Dear Pierrepont: I had to send your last letter to the fertilizer department to find out what it was all about. We've got a clerk there who's an Oxford graduate, and who speaks seven languages for fifteen dollars a week, or at the rate of something more than two dollars a language. Of course, if you're such a big thinker that your ideas rise to the surface too fast for one language to hold 'em all, it's a mighty nice thing to know seven; but it's been my experience that seven spread out most men so thin that they haven't anything special to say in any of them. These fellows forget that while life's a journey, it isn't a palace-car trip for most of us, and that if they hit the trail packing a lot of weight for which they haven't any special use, they're not going to get very far. You learn men and what men should do, and how they should do it, and then if you happen to have any foreigners working for you, you can hire a fellow at fifteen per to translate hustle to 'em into their own fool language. It's always been my opinion that everybody spoke American while the tower of Babel was building, and that the Lord let the good people keep right on speaking it. So when you've got anything to say to me, I want you to say it in language that will grade regular on the Chicago Board of Trade.

Some men fail from knowing too little, but more fail from knowing too much, and still more from knowing it all. It's a mighty good thing to understand French if you can use it to some real purpose, but when all the good it does a fellow is to help him understand the foreign cuss-words in a novel, or to read a story which is so tough that it would make the Queen's English or any other ladylike language blush, he'd better learn hog-Latin! He can be just the same breed of yellow dog in it, and it don't take so much time to pick it up.

Never ask a man what he knows, but what he can do. A fellow may know everything that's happened since the Lord started the ball to rolling, and not be able to do anything to help keep it from stopping. But when a man can do anything, he's bound to know something worth while. Books are all right, but dead men's brains are no good unless you mix a live one's with them.
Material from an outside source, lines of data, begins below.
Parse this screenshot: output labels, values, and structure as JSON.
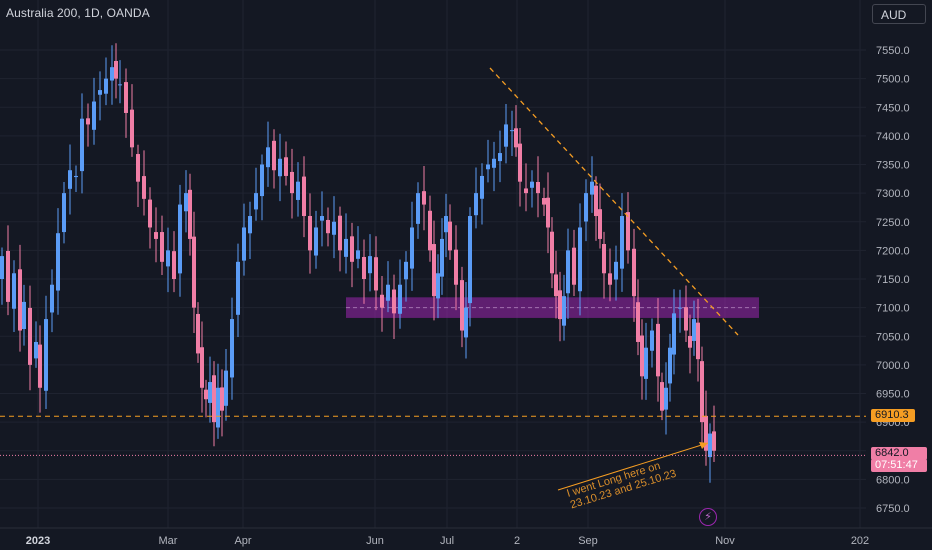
{
  "header": {
    "title": "Australia 200, 1D, OANDA",
    "currency": "AUD"
  },
  "colors": {
    "background": "#141823",
    "grid": "#1f2330",
    "up": "#5b9cf6",
    "down": "#f07ea6",
    "trendline": "#f59d23",
    "zone": "#9c27b0"
  },
  "chart_data": {
    "type": "candlestick",
    "y_axis": {
      "ticks": [
        7550,
        7500,
        7450,
        7400,
        7350,
        7300,
        7250,
        7200,
        7150,
        7100,
        7050,
        7000,
        6950,
        6900,
        6850,
        6800,
        6750
      ],
      "labels": [
        "7550.0",
        "7500.0",
        "7450.0",
        "7400.0",
        "7350.0",
        "7300.0",
        "7250.0",
        "7200.0",
        "7150.0",
        "7100.0",
        "7050.0",
        "7000.0",
        "6950.0",
        "6900.0",
        "6850.0",
        "6800.0",
        "6750.0"
      ],
      "range": [
        6725,
        7590
      ]
    },
    "x_axis": {
      "labels": [
        "2023",
        "Mar",
        "Apr",
        "Jun",
        "Jul",
        "2",
        "Sep",
        "Nov",
        "202"
      ]
    },
    "price_levels": {
      "horizontal_line": {
        "value": 6910.3,
        "label": "6910.3"
      },
      "last_price": {
        "value": 6842.0,
        "label": "6842.0",
        "timer": "07:51:47"
      }
    },
    "resistance_zone": {
      "low": 7082,
      "high": 7118
    },
    "annotation": {
      "lines": [
        "I went Long here on",
        "23.10.23 and 25.10.23"
      ]
    },
    "grid": true
  }
}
It isn't what a man's got in the bank, but what he's got in his head, that makes him a great merchant. Rob a miser's safe and he's broke; but you can't break a big merchant with a jimmy and a stick of dynamite. The first would have to start again just where he began—hoarding up pennies; the second would have his principal assets intact. But accumulating knowledge or piling up money, just to have a little more of either than the next fellow, is a fool game that no broad-gauged man has time enough to sit in. Too much learning, like too much money, makes most men narrow.
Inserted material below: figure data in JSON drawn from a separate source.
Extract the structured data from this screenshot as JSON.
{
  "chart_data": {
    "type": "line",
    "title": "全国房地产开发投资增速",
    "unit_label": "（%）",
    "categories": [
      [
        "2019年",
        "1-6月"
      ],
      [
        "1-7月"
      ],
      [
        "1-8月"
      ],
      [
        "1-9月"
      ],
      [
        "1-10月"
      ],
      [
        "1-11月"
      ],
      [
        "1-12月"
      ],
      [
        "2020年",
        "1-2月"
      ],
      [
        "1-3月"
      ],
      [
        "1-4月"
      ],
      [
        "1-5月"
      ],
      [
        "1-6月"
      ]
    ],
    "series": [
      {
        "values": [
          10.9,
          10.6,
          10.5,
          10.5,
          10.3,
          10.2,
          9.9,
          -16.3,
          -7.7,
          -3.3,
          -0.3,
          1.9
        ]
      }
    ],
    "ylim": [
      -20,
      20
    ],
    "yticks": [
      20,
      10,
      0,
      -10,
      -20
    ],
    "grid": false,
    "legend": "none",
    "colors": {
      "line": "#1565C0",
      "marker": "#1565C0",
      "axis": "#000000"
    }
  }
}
I simply mention these things in a general way. You know blame well that I don't understand any French, and so when you spring it on me you are simply showing a customer the wrong line of goods. It's like trying to sell our Pickled Luncheon Tidbits to a fellow in the black belt who doesn't buy anything but plain dry-salt hog in hunks and slabs. It makes me a little nervous for fear you'll be sending out a lot of letters to the trade some day, asking them if their stock of Porkuss Americanuss isn't running low.

The world is full of bright men who know all the right things to say and who say them in the wrong place. A young fellow always thinks that if he doesn't talk he seems stupid, but it's better to shut up and seem dull than to open up and prove yourself a fool. It's a pretty good rule to show your best goods last.
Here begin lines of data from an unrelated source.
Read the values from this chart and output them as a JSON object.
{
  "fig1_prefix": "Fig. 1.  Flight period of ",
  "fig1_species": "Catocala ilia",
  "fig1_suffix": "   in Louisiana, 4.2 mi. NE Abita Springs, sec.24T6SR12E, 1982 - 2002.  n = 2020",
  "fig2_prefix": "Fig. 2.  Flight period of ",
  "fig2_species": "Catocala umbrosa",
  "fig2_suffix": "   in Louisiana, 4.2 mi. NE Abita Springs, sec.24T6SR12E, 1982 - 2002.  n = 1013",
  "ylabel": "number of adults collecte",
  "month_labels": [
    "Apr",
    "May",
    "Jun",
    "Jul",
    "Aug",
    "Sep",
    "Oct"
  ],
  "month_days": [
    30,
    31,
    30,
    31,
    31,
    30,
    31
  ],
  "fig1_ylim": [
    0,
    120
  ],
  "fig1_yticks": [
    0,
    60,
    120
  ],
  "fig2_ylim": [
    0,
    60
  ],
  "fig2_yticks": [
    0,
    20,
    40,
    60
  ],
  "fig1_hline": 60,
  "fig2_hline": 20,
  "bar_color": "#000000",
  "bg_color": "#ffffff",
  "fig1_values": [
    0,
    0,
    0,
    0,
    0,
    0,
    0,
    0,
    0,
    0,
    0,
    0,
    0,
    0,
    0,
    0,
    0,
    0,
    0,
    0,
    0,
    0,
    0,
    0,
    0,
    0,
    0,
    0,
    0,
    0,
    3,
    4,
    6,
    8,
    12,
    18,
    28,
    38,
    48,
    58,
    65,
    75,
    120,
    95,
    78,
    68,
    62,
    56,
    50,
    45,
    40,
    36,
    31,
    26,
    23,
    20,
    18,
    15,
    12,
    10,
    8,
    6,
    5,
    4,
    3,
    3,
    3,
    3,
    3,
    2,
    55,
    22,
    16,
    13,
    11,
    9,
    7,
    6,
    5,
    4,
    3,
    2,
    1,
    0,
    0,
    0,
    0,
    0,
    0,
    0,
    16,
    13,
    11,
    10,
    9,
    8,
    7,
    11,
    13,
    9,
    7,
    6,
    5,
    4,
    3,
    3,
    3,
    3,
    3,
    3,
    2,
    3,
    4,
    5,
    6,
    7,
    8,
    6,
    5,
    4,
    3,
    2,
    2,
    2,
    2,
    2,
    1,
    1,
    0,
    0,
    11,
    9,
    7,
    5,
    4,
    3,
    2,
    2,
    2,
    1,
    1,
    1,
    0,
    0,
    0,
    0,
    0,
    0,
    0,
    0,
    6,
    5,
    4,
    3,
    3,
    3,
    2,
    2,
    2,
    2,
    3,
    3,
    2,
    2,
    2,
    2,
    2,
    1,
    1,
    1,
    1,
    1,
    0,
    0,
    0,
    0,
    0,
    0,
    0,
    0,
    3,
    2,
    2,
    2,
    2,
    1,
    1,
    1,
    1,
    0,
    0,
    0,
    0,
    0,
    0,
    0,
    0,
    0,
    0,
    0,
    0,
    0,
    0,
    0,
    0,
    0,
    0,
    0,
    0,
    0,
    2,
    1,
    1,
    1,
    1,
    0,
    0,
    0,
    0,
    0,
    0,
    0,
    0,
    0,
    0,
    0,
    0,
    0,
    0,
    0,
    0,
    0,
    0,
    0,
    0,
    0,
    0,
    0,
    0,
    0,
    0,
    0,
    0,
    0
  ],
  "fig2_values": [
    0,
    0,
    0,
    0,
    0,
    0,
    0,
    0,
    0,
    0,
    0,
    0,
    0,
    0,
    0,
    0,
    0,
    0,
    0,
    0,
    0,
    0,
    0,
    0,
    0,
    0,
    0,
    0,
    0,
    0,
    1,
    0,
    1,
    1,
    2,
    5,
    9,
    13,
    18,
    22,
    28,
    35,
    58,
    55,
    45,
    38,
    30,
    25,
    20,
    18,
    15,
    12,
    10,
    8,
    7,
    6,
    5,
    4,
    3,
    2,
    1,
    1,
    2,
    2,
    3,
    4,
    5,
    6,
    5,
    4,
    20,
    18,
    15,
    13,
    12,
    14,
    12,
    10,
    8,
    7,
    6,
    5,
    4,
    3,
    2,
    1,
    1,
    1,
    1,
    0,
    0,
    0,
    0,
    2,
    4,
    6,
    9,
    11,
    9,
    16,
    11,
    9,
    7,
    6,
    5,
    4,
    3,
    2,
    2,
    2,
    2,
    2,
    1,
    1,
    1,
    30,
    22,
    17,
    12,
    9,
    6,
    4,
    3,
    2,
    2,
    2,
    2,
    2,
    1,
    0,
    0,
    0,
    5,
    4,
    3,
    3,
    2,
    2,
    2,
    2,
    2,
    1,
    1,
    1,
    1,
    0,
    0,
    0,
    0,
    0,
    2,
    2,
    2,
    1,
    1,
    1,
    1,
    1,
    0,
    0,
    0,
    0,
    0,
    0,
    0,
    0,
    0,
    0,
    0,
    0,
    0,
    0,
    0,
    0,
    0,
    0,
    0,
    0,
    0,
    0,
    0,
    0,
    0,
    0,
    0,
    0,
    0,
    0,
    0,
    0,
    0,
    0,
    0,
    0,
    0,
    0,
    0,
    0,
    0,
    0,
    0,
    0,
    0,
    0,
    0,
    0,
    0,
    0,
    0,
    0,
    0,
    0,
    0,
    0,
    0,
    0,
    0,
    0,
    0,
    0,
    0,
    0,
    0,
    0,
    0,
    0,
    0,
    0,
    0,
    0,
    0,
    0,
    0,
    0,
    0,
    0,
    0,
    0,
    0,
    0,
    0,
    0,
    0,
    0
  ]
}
Whenever I meet one of those fellows who tells you all he knows, and a good deal that he doesn't know, as soon as he's introduced to you, I always think of Bill Harkness, who kept a temporary home for broken-down horses—though he didn't call it that—back in Missouri. Bill would pick up an old critter whose par value was the price of one horse-hide, and after it had been pulled and shoved into his stable, the boys would stand around waiting for crape to be hung on the door. But inside a week Bill would be driving down Main Street behind that horse, yelling Whoa! at the top of his voice while it tried to kick holes in the dashboard.

Bill had a theory that the Ten Commandments were suspended while a horse-trade was going on, so he did most of his business with strangers. Caught a Northerner nosing round his barn one day, and inside of ten minutes the fellow was driving off behind what Bill described as "the peartest piece of ginger and cayenne in Pike County." Bill just made a free gift of it to the Yankee, he said, but to keep the transaction from being a piece of pure charity he accepted fifty dollars from him.

The stranger drove all over town bragging of his bargain, until some one casually called his attention to the fact that the mare was stone-blind. Then he hiked back to Bill's and went for him in broken Bostonese, winding up with:

"What the skip-two-and-carry-one do you mean, you old hold-your-breath-and-take-ten-swallows, by stealing my good money. Didn't you know the horse was blind? Why didn't you tell me?"